Moody’s rating agency has downgraded the credit rating of the Finnish telecommunications group NOKIA to Ba1, saying its outlook remained negative.
On Friday, the rating agency brought down the credit rating of the Finnish telecommunications giant by one notch and placed it in the “Ba1” level from the previous “Baa3.”
"Today's rating action reflects our view that Nokia's far-reaching restructuring plan ... delineates a scale of earnings pressure and cash consumption that is larger than we had previously assumed," Wolfgang Draack, senior vice president at Moody’s was quoted as saying in a statement.
Moody’s still appreciated Nokia’s decision to take on a drastic restructuring of its operations as “a positive and necessary step to return the group to profitability.”
"A return to profitability also depends on Nokia successfully transitioning its range of smart phones to the new Windows operating system and stabilizing its feature phone business," the statement added.

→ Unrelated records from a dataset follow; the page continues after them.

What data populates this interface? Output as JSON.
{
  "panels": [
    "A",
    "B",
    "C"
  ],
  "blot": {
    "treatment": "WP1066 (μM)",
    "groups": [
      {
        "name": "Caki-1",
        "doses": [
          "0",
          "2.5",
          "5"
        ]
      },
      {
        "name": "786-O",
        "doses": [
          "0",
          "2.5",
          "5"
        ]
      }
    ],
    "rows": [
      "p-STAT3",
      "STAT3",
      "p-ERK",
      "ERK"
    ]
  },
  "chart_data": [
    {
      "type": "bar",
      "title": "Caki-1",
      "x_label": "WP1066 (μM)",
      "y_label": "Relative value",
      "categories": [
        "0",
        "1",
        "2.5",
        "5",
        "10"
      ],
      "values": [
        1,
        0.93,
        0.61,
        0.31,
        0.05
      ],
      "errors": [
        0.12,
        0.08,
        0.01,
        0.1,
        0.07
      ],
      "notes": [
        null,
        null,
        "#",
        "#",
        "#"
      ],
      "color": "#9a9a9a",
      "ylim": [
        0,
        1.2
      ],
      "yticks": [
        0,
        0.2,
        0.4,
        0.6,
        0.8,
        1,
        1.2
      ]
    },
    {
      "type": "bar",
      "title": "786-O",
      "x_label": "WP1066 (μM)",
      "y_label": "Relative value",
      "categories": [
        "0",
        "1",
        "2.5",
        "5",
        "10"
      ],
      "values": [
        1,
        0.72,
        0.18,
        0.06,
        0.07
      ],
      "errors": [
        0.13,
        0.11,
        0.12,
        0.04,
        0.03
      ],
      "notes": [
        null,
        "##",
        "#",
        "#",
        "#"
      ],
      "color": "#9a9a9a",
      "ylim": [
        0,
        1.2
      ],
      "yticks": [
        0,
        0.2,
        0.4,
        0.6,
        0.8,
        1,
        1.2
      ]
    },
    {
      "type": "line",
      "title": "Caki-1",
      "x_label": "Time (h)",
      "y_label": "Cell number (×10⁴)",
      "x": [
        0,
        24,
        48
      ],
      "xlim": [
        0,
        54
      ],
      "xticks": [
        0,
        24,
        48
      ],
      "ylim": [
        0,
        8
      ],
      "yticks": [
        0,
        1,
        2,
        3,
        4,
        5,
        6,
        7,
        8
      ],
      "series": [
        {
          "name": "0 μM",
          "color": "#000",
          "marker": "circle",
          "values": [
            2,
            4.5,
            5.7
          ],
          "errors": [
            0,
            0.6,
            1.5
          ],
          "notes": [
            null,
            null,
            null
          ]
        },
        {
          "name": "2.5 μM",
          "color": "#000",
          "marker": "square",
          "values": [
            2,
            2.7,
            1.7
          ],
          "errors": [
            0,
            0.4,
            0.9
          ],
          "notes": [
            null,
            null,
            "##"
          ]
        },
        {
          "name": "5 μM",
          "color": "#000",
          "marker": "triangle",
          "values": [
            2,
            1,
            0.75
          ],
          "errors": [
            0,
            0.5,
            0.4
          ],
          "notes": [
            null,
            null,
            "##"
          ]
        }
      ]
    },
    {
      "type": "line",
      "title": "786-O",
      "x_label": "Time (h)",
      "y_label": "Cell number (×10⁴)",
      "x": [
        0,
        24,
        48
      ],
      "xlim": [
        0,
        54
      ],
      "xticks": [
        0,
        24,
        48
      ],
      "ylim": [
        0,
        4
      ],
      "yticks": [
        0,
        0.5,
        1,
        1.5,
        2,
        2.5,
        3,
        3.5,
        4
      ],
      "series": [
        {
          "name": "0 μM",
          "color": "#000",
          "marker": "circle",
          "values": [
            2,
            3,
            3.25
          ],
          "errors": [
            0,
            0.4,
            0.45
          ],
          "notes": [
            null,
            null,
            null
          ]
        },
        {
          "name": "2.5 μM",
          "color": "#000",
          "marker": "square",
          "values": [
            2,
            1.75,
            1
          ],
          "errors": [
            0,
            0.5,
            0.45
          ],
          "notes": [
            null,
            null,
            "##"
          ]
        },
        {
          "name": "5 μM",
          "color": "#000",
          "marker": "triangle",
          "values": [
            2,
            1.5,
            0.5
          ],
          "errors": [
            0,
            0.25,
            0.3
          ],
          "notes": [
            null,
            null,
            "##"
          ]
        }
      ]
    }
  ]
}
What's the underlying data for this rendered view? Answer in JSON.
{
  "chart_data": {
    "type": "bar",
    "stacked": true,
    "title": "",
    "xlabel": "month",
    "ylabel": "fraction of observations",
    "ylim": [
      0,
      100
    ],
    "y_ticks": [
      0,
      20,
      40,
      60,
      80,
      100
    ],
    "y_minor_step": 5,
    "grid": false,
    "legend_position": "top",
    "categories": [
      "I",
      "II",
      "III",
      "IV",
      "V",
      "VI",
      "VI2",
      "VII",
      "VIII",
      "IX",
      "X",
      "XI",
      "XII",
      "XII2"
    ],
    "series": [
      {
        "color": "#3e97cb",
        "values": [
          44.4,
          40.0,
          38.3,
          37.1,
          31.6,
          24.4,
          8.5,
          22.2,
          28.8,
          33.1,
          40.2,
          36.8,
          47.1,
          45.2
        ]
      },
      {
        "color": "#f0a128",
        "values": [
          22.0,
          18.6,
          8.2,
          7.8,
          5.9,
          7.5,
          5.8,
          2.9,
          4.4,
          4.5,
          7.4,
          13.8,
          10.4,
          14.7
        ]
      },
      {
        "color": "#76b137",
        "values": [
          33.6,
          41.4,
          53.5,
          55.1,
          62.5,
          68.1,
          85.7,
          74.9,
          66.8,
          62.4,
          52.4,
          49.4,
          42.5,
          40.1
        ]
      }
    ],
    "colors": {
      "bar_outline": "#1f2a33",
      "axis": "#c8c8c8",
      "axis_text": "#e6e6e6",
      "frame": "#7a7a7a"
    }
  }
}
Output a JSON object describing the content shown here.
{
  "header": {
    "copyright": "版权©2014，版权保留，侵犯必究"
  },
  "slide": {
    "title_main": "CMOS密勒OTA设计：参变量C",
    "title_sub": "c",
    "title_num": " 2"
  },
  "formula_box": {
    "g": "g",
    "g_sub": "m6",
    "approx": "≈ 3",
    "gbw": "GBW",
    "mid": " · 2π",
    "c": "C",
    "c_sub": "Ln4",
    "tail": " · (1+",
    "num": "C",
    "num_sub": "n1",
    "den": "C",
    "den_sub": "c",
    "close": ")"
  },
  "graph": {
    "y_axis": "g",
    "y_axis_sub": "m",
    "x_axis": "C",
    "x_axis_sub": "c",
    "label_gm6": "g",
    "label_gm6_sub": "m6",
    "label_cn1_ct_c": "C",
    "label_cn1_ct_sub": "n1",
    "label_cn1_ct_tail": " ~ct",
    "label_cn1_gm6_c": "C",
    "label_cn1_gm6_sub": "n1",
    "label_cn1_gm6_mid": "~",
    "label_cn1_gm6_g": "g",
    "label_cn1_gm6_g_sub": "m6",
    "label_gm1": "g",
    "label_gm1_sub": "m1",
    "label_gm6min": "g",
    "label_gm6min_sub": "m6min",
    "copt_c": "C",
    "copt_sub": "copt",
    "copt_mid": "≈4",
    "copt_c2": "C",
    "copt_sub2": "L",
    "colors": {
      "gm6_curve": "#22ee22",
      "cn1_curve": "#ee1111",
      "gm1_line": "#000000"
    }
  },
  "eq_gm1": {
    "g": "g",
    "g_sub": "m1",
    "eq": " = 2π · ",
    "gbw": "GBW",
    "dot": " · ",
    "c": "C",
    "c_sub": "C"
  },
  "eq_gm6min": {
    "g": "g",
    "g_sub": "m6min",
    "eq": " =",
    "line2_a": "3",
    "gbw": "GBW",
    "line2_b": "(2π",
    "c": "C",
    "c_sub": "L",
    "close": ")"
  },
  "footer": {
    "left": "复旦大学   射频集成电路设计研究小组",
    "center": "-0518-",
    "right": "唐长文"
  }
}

On Thursday Nokia’s authorities made public their new plans to cut at least 10,000 jobs as part of their “deep additional cost-cutting measures” both in Finland and elsewhere.
The telecommunication giant’s chief executive Stephen Elop said in a statement that the company’s “planned reductions are a difficult consequence of the intended actions we believe we must take to ensure Nokia’s long-term competitive strength.”
Following the gloomy news of the planned job cuts and the new downgrade, the Helsinki stock exchange witnessed a sharp plunge in the share price of the company by 16 percent.
The cellphone manufacturer giant that has recently lost its 16-year number one ranking in the world-wide cellphone market has been implementing a major restructuring for over a year.
Nokia has announced that it would implement an additional USD 2.0 billion in its cost-cuttings by the end of the year 2013.